Тут к чернецу подошел старый торговец-шахматист, очень разгневанный. Лицо и лысина красные, борода трясется, голос дрожит, глаза озверелые.

— Ты что же, отче Елпидифоре, мних святый, здесь глаголешь, а? Беззаконие! Богатые, то бишь царь-государь, бояры, дворяны, купцы, не гожи для бога стали, не спасутся, во ад попадут. А вот шпыни, гольцы, холопы, мужики сиволапые — сие лучшие люди? Они, дескать, во царствие божие попадут! Ишь куды гнет, люди добрые! Уж не гилевщик ли он, а? Ведет речи сумные, темные. В разбойный приказ его! Там живо разберут, как на дыбе потянут!

Монашек — видно не робкого десятка — ответил торговану:

— Эх, отец честной! Зрю, изобижен ты, что во царствие небесное тебя не пустят. И сколь у вас, людей лучших, очи завидущи да длани загребущи! И здесь на земле первые и в царствии божием вам место подавай! Нет, шалишь! Коли ты здесь живешь сладостно, так уж в жизни загробной, иде же праведници упокояются, пущай бедняку место уготовано будет! А ты, отец честной, очистись, имение свое нищим раздай, тогда и попадешь ко господу! — закончил торжествующе монашек.

Сгрудившиеся люди загалдели:

— Ты, купец, чернеца не трожь! Он тебя не трогал, худа не сказывал.

— Не цепляйся, как репей!

— Как не трогал?! — рассвирепел торговец. — Речи ведет самые супротивные! На гиль позывает…

Подошли еще люди, кто стоял за монаха, кто за купца. Маленький мужичок, с острым носиком, с глазками, как буравчики, рыжая, кудлатая бороденка, крикнул, хитро усмехаясь:

— Я, камаринский мужик, так мыслю: до царя далеко, до бога высоко… Значит, не нужны мы им. Стало быть, самим за себя постоять надо. Вот и вся недолга!

Вокруг засмеялись, зашумели. Разгорелся спор. Монашек среди суматохи — давай бог ноги и юркнул вон из бани. «Слепцы» переглянулись, поддержали мужичка.

— Вкупе, всем миром за себя постоять надо! — крикнул Ерема. — Сообча, всей силой навалиться…

Русские люди любили париться! Зимой иные после верхней полки парильни выскакивали на улицу, ныряли в сугроб снега и, покатавшись в нем, мчались опять на полку.

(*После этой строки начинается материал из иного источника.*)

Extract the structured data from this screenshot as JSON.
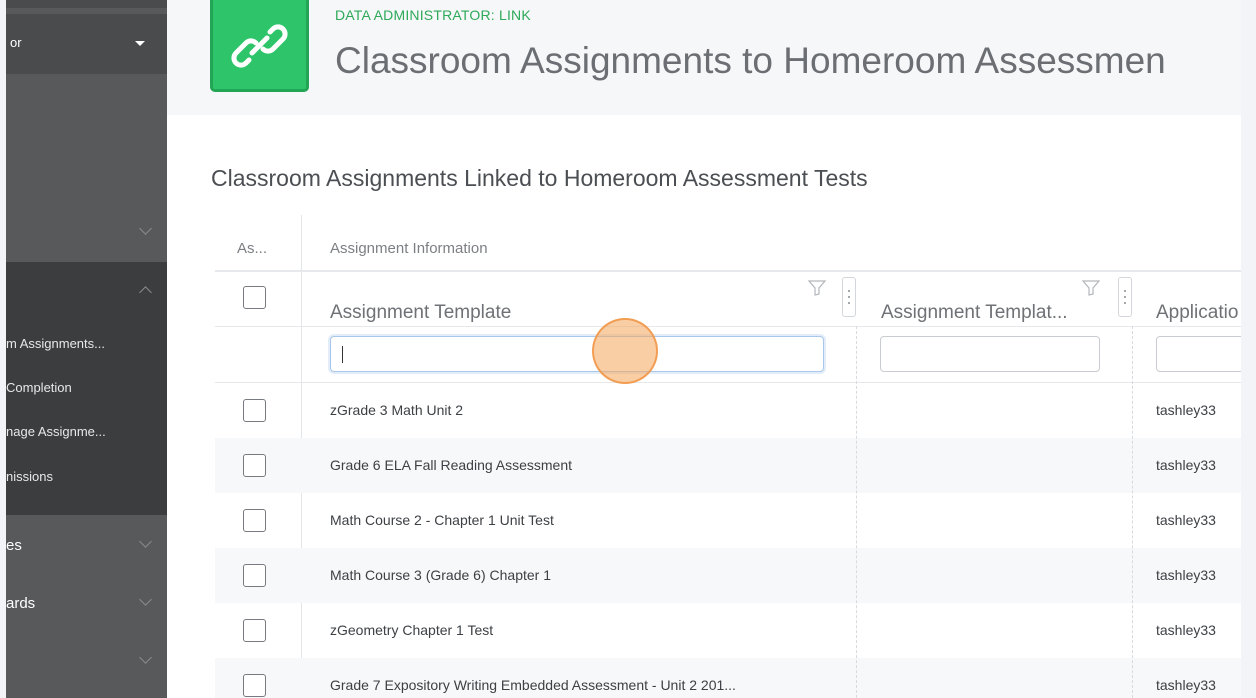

— Для здравия, ох как пользительно! — рассуждали они.

Пошли в парильню и «слепцы». Полезли на просторную верхнюю полку. Внизу поддавали воду на раскаленную каменку. Пар, шипя, мчался к потолку, и наверху было жарко, как в преисподней. Охочие люди с остервенением били себя вениками, крякали, охали, ухали. У иных не хватало «терпежу», и они спускались вниз. Рядом с Еремой маленький, тощенький человек, нахлестывая себя, урчал:

— А мое-то тело бело разгуляться захотело!

Другой возражал:

— Сват, а сват! Ну какое твое тело бело? Ссохся ты, тентерь-вентерь, как черной перечной стручок. Наговариваешь на себя, право слово!